Ensuring that protected areas deliver their intended conservation outcomes requires sufficient ongoing funding for enforcement and for building community support (Gill et al. 2017). The expense of enforcing protected areas may be a major impediment to their long-term success (Ban et al. 2011). Poaching in protected areas can erode their benefits for conserving biodiversity (Bergseth et al. 2015; Rizzari et al. 2015). Poaching may occur when poachers perceive the probability of detection is low and/or if the park’s objectives lack community support (Arias & Sutton 2013; Bergseth et al. 2017). Patrols of protected areas are critical to maintain compliance (Kelaher et al. 2015), but often patrols on their own cannot be comprehensive enough to maintain compliance. Community support is also critical, so that fishers avoid poaching and report offenders. Community support can be achieved through engagement activities, such as education and consultation with communities on management plans (Leisher et al. 2012). However, the connection between expenditure on enforcement and the benefits of protection are generally not considered during the design stage, where expectation around benefits typically involves an implicit assumption of perfect enforcement (but see Davis et al. 2015). Numerous studies have addressed the opportunity costs of marine protected areas for fishing (e.g. (Smith et al. 2010)). What has not been addressed is how much needs to be spent on enforcing compliance to meet particular targets for ecological relevant levels of fish biomass. Further, budgets for enforcement and community engagement are typically allocated ad-hoc, but budget allocations may be more effective if we could value community support in terms of avoided cost of patrols (Fox et al. 2017).

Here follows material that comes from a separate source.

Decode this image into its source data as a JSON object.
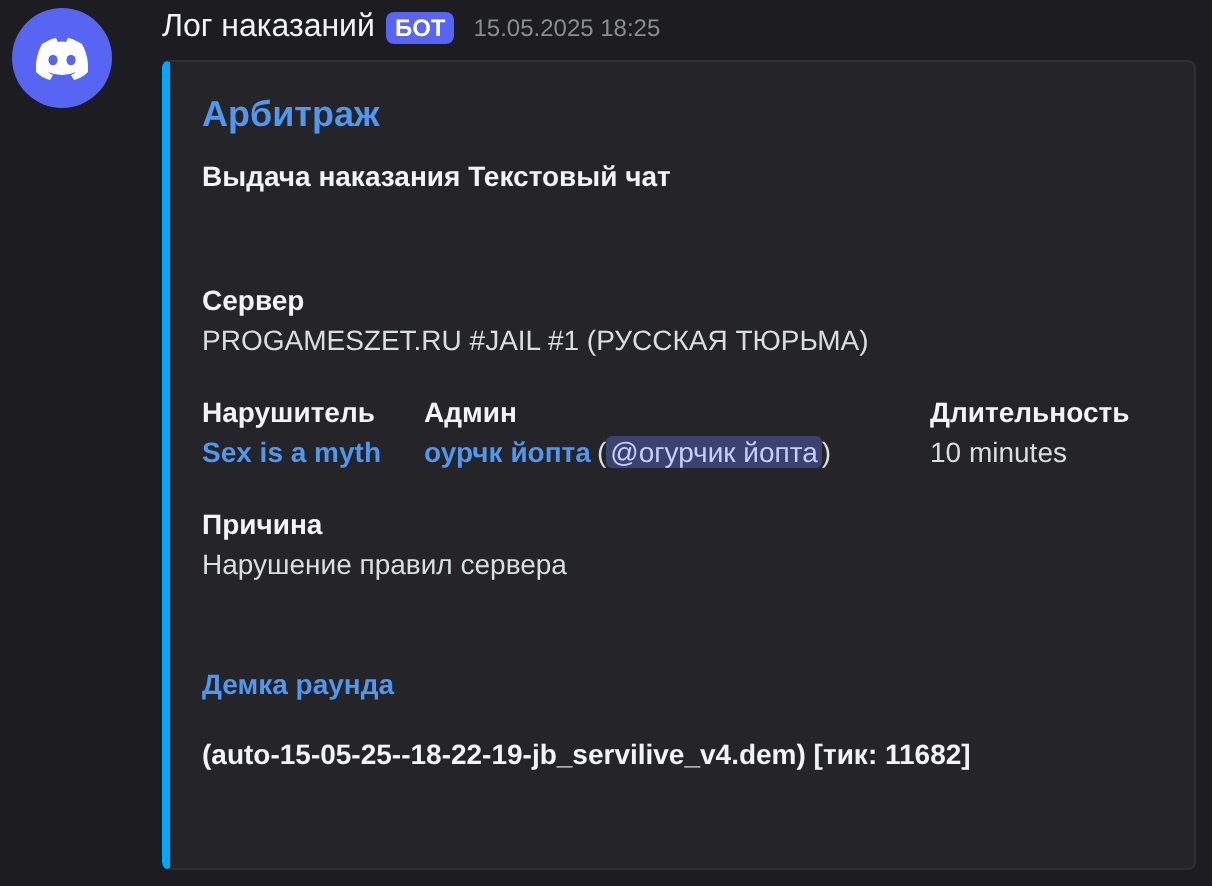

Here we develop an analytical framework for estimating the cost of enforcing protected areas so that fish biomass meets a conservation targets. We use the framework to quantitatively define a ‘paper park’ so we can calculate the cost of enforcement to achieve fish biomass that is significantly greater than that in an unenforced park. We also estimate the cost of achieving ecological relevant targets for fish biomass and compare this to the cost of achieving pristine fish biomasses. We apply the framework to model the Kofiau and Boo Islands Marine Protected Area in Raja Ampat Indonesia ((Ahmadia et al. 2015), Fig. S1). Raja Ampat is the global center of coral and fish diversity, but faces considerable pressure from fisheries. Efforts over the past ten years to establish protected areas have been successful and now management is transitioning to fiscal sustainability, thus quantifying budgetary needs for effective management is timely.
Results
Poachers often act like 'roving bandits' (Berkes et al. 2006), so we modeled biomass of fish in a park where the timing of poaching events is stochastic and a poaching event ends once fish biomass has been depleted to a certain level (Fig 1A). Given intermittent poaching, we can predict the probability of different biomass levels (Fig 1B).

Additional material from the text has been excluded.